Map/Reduce/Filter Algorithm in Java

A look at implementing the Map/Filter/Reduce algorithm in Java using helper classes and the Stream API.

Pre-requisites:

  1. Lambda Expressions in Java
  2. Stream API in Java

The Problem:

List of users - find the average age of people above the age of 20

  • Map: to extract all ages, changes the type of list, not size
  • Filter: to extract all ages > 20, changes the size of list, not type
  • Reduce: aggregates

Java 7 - Helper Classes

List<Person> list = .....;
List<Integer> ages = Lists.map(list, element -> element.getAge());
List<Integer> agesGT20 = Lists.filter(ages, element -> element > 20);
int sum = Lists.reduce(agesGT20, (a1, a2) -> a1+ a2);

Using static methods on the factory class Lists (does not exist yet). We push the data and lambdas to the API which does the computation for us. Easy and efficient. Great parallelization, given that

  1. associativity holds (not enforced by compiler or JVM)
  2. The reduction should have an identity element. Not all have though (max = 0 will fail for negative). For reductions not having one, Optionals have been introduced which are wrapper types which can be empty.

Caveats

  1. Duplicates lists -> increases memory conception

Stream API

Generating a stream that consumes the elements.

First Pattern

Prints out numbers > 20.

list.stream()
.map(element -> element.getAge())
.filter(element -> element > 20)
.forEach(System.out::println);

3 different streams are generated at the first 3 steps.

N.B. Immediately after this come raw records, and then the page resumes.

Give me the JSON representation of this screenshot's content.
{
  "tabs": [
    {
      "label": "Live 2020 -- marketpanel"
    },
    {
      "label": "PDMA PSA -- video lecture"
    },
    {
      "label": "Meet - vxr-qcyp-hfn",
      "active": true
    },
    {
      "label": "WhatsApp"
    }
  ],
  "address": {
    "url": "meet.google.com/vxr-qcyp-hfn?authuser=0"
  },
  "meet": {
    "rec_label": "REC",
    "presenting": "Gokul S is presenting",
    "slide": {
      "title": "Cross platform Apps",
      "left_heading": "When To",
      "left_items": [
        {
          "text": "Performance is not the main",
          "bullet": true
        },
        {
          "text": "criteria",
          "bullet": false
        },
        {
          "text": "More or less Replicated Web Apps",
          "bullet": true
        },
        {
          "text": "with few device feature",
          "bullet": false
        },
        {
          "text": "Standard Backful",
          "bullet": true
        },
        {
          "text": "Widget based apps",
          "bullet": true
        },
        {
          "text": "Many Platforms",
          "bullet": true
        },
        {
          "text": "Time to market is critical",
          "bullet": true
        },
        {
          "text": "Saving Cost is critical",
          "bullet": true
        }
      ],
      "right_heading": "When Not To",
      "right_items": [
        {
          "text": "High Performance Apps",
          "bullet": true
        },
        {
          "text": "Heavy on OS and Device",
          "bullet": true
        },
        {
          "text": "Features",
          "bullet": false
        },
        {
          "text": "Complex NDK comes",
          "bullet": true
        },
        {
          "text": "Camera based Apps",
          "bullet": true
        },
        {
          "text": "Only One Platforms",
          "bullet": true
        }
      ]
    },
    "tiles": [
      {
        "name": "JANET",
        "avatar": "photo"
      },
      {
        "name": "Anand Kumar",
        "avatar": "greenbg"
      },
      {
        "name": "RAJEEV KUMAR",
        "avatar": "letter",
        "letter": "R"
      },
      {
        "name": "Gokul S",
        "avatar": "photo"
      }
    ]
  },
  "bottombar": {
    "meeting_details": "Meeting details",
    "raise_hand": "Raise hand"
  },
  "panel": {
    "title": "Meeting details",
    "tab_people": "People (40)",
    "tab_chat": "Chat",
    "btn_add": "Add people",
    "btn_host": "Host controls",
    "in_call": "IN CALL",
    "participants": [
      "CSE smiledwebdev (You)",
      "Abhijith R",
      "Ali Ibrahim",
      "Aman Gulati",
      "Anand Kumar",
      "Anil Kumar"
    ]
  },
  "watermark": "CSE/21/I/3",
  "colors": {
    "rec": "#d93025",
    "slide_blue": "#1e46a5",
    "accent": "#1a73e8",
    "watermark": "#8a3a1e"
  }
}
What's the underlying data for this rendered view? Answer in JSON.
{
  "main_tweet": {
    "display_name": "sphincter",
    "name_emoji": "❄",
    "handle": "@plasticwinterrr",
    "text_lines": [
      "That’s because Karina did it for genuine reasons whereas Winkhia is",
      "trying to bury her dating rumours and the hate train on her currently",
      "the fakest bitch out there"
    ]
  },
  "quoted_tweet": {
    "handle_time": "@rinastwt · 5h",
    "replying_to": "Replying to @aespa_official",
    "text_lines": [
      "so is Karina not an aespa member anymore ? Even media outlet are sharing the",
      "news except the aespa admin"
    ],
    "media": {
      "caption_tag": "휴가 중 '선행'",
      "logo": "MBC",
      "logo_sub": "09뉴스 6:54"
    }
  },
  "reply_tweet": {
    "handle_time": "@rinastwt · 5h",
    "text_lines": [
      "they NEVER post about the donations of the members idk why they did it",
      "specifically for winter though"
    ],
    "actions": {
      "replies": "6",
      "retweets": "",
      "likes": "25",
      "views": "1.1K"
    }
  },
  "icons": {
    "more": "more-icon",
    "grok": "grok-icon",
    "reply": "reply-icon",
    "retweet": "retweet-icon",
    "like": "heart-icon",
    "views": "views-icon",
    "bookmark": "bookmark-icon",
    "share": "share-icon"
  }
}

This is not a costly operation as the streams do not hold elements -> they simply process them.

Second Pattern

Prints out numbers > 20.

list.stream()
.map(element -> element.getAge())
.peek(System.out::println)
.filter(element -> element > 20)
.forEach(System.out::println);

To print the intermediate result after mapping, forEach cannot be used as it does not return anything. peek does the same except that it also returns the stream as received to it in addition to passing the stream elements one by one to the Consumer specified to it.

Third Pattern

list.stream()
    .map(element -> element)
    .filter(element -> element > 20)
    .mapToInt(element -> element)
    .average()

mapToInt is needed because average() takes an int Stream, not an Integer Stream.